As an attorney/addiction clinician in recovery, I have worked to help solve this crisis. Addiction is a chronic disease, and law firms must confront it accordingly.
The tangible risk to the firm is documented
Despite the fact that they may be under-serving clients, losing energy and focus, becoming more erratic and less reliable, lawyers typically plow forward until the consequences become too severe to be tolerated.
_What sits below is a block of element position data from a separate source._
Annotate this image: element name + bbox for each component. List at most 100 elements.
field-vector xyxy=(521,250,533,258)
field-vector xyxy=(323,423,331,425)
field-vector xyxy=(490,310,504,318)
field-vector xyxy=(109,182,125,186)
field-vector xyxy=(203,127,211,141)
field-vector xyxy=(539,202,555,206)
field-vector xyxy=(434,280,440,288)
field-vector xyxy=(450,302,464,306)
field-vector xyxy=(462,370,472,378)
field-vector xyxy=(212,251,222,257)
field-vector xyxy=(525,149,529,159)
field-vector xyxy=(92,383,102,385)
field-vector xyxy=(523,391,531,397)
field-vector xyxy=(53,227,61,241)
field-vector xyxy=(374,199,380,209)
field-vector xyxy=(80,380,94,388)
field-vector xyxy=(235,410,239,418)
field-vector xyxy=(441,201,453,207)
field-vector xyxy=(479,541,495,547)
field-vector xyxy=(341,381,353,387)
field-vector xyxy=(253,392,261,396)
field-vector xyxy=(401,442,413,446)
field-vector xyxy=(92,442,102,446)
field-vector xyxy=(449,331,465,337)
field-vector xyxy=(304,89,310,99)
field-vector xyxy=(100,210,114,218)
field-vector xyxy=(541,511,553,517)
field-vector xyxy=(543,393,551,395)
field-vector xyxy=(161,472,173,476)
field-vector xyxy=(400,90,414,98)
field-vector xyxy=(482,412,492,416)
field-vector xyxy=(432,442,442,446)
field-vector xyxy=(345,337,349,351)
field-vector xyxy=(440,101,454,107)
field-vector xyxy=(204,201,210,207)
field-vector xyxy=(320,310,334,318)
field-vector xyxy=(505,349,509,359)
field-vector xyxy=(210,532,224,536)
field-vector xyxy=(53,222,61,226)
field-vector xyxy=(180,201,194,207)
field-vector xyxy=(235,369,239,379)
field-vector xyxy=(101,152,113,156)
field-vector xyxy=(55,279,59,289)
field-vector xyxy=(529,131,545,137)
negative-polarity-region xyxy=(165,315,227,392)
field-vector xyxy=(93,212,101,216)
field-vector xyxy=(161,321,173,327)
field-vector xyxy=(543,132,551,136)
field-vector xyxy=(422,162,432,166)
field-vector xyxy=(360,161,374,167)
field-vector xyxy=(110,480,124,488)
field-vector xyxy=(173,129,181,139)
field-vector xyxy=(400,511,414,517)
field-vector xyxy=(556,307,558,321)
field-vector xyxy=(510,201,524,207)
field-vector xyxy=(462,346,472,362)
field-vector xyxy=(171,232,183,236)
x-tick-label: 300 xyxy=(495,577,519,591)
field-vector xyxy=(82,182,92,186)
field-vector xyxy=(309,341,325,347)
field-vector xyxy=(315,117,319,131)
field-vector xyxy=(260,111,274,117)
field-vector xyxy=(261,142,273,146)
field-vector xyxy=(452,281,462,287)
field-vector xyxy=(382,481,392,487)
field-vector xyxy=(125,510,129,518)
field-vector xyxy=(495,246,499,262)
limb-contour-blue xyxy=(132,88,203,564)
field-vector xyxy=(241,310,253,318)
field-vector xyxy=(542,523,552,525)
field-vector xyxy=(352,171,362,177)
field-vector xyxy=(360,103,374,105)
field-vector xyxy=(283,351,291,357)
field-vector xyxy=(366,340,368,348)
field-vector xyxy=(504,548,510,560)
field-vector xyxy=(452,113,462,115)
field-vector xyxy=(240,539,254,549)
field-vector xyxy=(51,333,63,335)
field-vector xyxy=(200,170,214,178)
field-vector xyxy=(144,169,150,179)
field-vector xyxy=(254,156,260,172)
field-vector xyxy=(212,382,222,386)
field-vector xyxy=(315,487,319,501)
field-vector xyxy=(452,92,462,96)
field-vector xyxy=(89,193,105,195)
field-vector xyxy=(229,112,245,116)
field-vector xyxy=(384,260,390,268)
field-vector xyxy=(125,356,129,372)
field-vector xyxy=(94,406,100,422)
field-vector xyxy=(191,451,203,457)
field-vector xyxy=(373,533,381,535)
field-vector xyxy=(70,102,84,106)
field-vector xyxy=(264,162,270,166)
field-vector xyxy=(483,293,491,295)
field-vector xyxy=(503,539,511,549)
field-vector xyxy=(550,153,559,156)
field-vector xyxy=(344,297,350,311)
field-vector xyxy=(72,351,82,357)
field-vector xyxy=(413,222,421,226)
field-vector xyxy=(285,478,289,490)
Often the line is crossed into malpractice and disciplinary problems:
60 percent of all disciplinary actions and 85 percent of trust fund violations are connected to addictive behavior.
Even with these risks staring them in the face, firm administrators and managing partners fail to confront problematic behavior indicative of an underlying behavioral health disease or condition. It is easy for the rest of the firm to follow suit, believing that it is not their business and quietly looking the other way. This approach has a long and entrenched history in a culture already imbued with a play-hard, work-hard ethos.
The damage to the firm of ignoring these problems is incalculable
I will write about this subject in more detail in the future, but suffice it to say that these problems predictably become worse without treatment, until the attorney and the firm suffer untold damage. Reputations are destroyed, productivity is decreased (every single day), lawyers — particularly lateral hires who often have their own existing issues — leave, retire early, or implode; clients leave; and the firm’s chemistry and investment in talent evaporates.
If it’s good enough for doctors, it’s good enough for attorneys
Most lawyers are unaware that doctors and pilots have very high success rates for recovery from addiction. Their programs are different than those for the general public, including attorneys.
- Physicians: 74 percent continuous sobriety at five years
- Pilots: 92 percent continuous sobriety at two years
Addiction is the only field of medicine where doctors receive different treatment than the general population. If the same success rates applied to cancer treatment with differential outcomes, there would be massive lawsuits — but not for addiction treatment.
These groundbreaking rates of success can inspire firms to commit to learning about these programs and how to apply the same protocols to their lawyers, staff, clients, and families.
Achieving high recovery rates for addicted attorneys
As the founder of the Hazelden Legal Professionals Program (and director until this past January), I am committed to educating firms and lawyers in order to destroy the stigma standing in the way of seeking treatment. And more importantly, implementing the physician/pilot model as the template for establishing stable recovery and return to the firm.
We can and must do a much better job of protecting our profession and those of us who serve it.